48 Exotic Animals Killed
November 9, 2011 by staff
48 Exotic Animals Killed, Lions, tigers and a grizzly bear on the loose became a frightening reality for an Ohio town Tuesday after a wildlife sanctuary owner set his animals free.
Zanesville Sheriff Matt Lutz said Wednesday of the big animals that 18 Bengal tigers, 17 lions, eight bears and a wolf were killed after they were set free from the private Ohio farm.
Six animals were recovered on the property and taken to the Columbus Zoo. A wolf and a monkey remain on the loose.
Motorists began sounding the alarm Tuesday night after spotting several big-game animals near I-70, about 55 miles east of Columbus.
Authorities and animal experts with the zoo, including TV personality Jack Hanna, were on the scene, hopeful they could tranquilize and capture some of the animals.
Authorities were waiting on the results of an autopsy to determine the exact cause of Thompson’s death, according to CNN. Sheriff Lutz said preliminary investigations indicated Thompson died from a self-inflicted gunshot wound.
Lutz speculated Thompson’s actions might have been a last act of vengeance against neighbors and police.
Schools in the area were closed Wednesday and residents were warned to stay inside.
Flashing signs along area highways told motorists, “Caution exotic animals” and “Stay in vehicle.”
The preserve in Zanesville had lions, tigers, cheetahs, wolves, giraffes, camels and bears.
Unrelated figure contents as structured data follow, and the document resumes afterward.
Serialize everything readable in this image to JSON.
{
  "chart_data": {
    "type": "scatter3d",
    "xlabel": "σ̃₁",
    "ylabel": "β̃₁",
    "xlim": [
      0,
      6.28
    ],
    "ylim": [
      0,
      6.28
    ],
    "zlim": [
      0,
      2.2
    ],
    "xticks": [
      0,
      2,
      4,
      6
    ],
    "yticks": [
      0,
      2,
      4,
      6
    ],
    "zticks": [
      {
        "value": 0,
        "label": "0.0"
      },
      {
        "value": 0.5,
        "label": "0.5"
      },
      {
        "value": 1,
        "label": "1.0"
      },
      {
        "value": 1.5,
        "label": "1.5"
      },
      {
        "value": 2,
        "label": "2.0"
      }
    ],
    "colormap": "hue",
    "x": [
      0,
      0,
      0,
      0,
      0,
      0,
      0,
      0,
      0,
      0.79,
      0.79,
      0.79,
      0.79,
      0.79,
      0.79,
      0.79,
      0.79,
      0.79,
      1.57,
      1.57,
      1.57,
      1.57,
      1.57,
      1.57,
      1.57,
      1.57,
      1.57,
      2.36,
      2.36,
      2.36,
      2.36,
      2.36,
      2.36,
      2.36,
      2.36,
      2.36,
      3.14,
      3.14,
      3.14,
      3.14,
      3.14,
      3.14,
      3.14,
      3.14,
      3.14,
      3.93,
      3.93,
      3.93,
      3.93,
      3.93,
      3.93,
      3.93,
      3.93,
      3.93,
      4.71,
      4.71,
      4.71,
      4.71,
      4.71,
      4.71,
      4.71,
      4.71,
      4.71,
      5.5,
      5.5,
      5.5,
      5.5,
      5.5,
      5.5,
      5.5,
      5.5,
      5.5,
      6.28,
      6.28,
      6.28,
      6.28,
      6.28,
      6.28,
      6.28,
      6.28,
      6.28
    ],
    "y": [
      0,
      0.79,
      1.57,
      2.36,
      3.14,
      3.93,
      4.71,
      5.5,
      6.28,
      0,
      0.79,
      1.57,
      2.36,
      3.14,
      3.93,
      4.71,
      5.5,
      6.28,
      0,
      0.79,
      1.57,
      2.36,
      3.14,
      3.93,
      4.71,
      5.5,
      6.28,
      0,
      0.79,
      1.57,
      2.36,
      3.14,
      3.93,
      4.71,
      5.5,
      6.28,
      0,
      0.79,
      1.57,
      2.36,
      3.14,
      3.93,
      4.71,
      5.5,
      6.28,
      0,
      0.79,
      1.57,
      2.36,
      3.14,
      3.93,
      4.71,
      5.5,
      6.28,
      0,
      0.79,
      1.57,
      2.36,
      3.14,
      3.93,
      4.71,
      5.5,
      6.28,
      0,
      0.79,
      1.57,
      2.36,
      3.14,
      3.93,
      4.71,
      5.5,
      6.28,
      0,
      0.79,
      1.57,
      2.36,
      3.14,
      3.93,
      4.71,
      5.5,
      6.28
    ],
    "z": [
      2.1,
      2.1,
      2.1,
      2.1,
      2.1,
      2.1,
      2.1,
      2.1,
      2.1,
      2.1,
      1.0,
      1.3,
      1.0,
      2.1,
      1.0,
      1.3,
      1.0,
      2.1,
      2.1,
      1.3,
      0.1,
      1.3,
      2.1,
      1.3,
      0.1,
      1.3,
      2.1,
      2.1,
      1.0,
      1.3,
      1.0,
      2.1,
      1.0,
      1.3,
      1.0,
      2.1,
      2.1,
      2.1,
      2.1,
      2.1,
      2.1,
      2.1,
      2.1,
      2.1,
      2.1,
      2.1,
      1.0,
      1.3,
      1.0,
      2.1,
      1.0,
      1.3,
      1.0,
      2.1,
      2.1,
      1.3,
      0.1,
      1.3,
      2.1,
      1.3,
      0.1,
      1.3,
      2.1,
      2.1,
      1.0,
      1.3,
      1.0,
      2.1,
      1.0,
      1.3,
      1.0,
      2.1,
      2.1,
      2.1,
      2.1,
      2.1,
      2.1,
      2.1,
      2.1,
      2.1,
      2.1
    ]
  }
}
Lutz said his department had received numerous complaints about the exotic-animal preserve since 2004.
Thompson was released three weeks ago from a one-year prison term after pleading guilty in 2010 to possessing eight illegal firearms, including five fully automatic firearms and three short-barreled firearms without serial numbers.
Hanna defended Lutz’s decision to shoot the animals on sight and said tranquilizing loose animals at night was not feasible.
“You cannot tranquilize an animal like this, a bear or a leopard or a tiger (at nighttime),” Hanna told ABC’s “Good Morning America” on Wednesday. “If you do that, the animal gets very excited, it goes and hides, and then we have his (Lutz’s) officer in danger of losing their life, and other people.”
Lutz said when deputies arrived at the house, there were large animals trying to escape. The deputies had to shoot them with their sidearms.
“We are not talking about your normal everyday house cat,” he said. “We could not have animals running loose in this county.”